Luis Torroella '55 Executed by Castro

DECEMBER 1962
Article
Luis Torroella '55 Executed by Castro
DECEMBER 1962

News of the execution of Luis Torroella '55 by Fidel Castro reached the College two days after it occurred on October 31. We reprint here an editorial from The Washington Daily News of November 2, which fills in some of the background of this tragic event.

A FRIEND DIES

Yesterday we received the news that Fidel Castro had just killed a young friend of ours because he dreamed of freedom and believed his dreams.

When we first met Luis Torroella, he was in the Cuban underground, risking his life for Fidel against the corrupt Batista dictatorship.

Luis broke with the Castro provisional government when the communists got control of it.

He opposed it openly and frankly, like a good citizen, but when Castro abolished civil liberty, he went underground again to continue his fight for freedom.

He was arrested last June. In July, there was an attempt to assassinate Castro.

In August, Luis Torroella was accused of being a part of the plot, although he already had been jailed a month before the attempt occurred.

He had been kicked around from one Cuban jail to another, and yesterday they shot him.

The only reason for this execution that we can think of is that Castro's jails are becoming so full that old tenants must make way for the new.

Luis was a fine young man and came from a fine family; his ancestors fought for Cuba's freedom against the Spanish governors, just as he fought for it against Russia's satrapy.

Besides his bereaved parents (his Cuban father attended West Point), he leaves a wife and baby.
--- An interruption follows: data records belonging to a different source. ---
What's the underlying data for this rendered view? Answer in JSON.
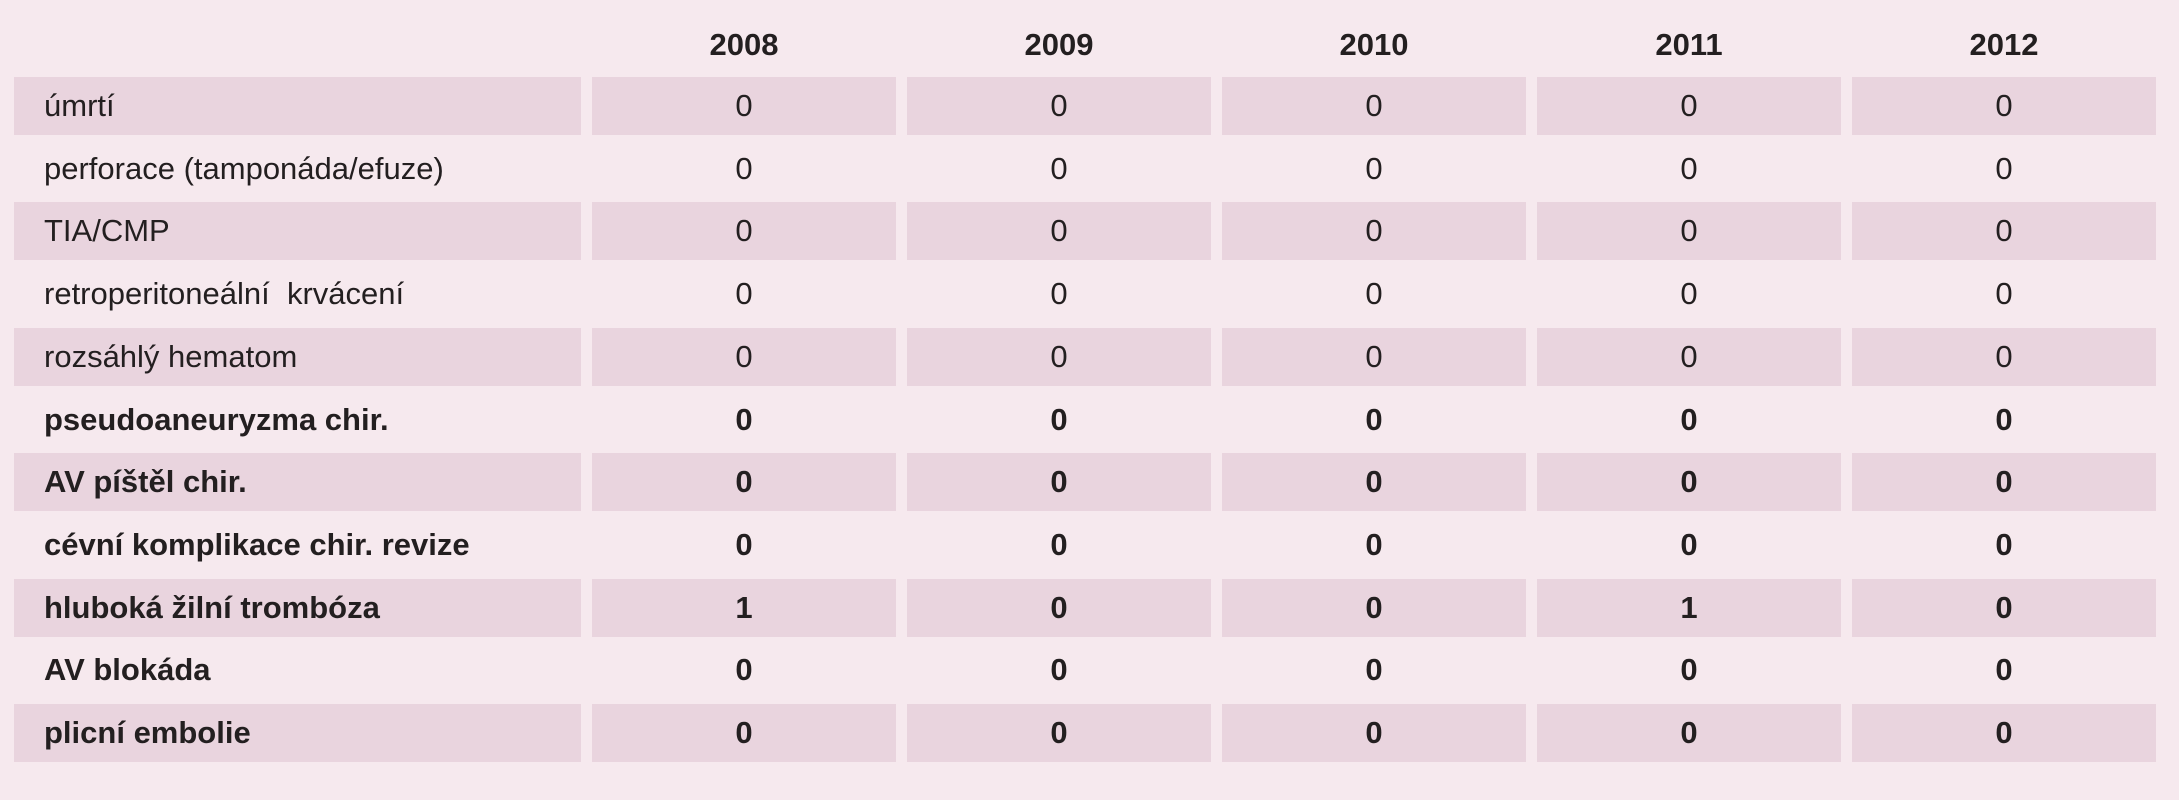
{
  "table": {
    "columns": [
      "2008",
      "2009",
      "2010",
      "2011",
      "2012"
    ],
    "rows": [
      {
        "label": "úmrtí",
        "values": [
          0,
          0,
          0,
          0,
          0
        ]
      },
      {
        "label": "perforace (tamponáda/efuze)",
        "values": [
          0,
          0,
          0,
          0,
          0
        ]
      },
      {
        "label": "TIA/CMP",
        "values": [
          0,
          0,
          0,
          0,
          0
        ]
      },
      {
        "label": "retroperitoneální  krvácení",
        "values": [
          0,
          0,
          0,
          0,
          0
        ]
      },
      {
        "label": "rozsáhlý hematom",
        "values": [
          0,
          0,
          0,
          0,
          0
        ]
      },
      {
        "label": "pseudoaneuryzma chir.",
        "values": [
          0,
          0,
          0,
          0,
          0
        ]
      },
      {
        "label": "AV píštěl chir.",
        "values": [
          0,
          0,
          0,
          0,
          0
        ]
      },
      {
        "label": "cévní komplikace chir. revize",
        "values": [
          0,
          0,
          0,
          0,
          0
        ]
      },
      {
        "label": "hluboká žilní trombóza",
        "values": [
          1,
          0,
          0,
          1,
          0
        ]
      },
      {
        "label": "AV blokáda",
        "values": [
          0,
          0,
          0,
          0,
          0
        ]
      },
      {
        "label": "plicní embolie",
        "values": [
          0,
          0,
          0,
          0,
          0
        ]
      }
    ]
  }
}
These bare details aren't very moving, when you read about them. You have read similar details over and over in our tragic era.

But when you personally have known a man of good heart and idealism, and have known his family, and know that he has been killed for his very virtues, it brings home to you something of the poignant pain suffered by all wives and children and mothers and fathers of brave young men, when they die generously.

It is a pain that has been the lot of thousands on thousands in our time, and the end is not yet.

Luis' crime was he loved liberty, and all of us who enjoy freedom can never repay and must never forget our debt to those who, like him, die for it.

To those who have a shred of trust left for Castro, we bespeak the memory of those, like Luis Torroella, whom he has betrayed and slain.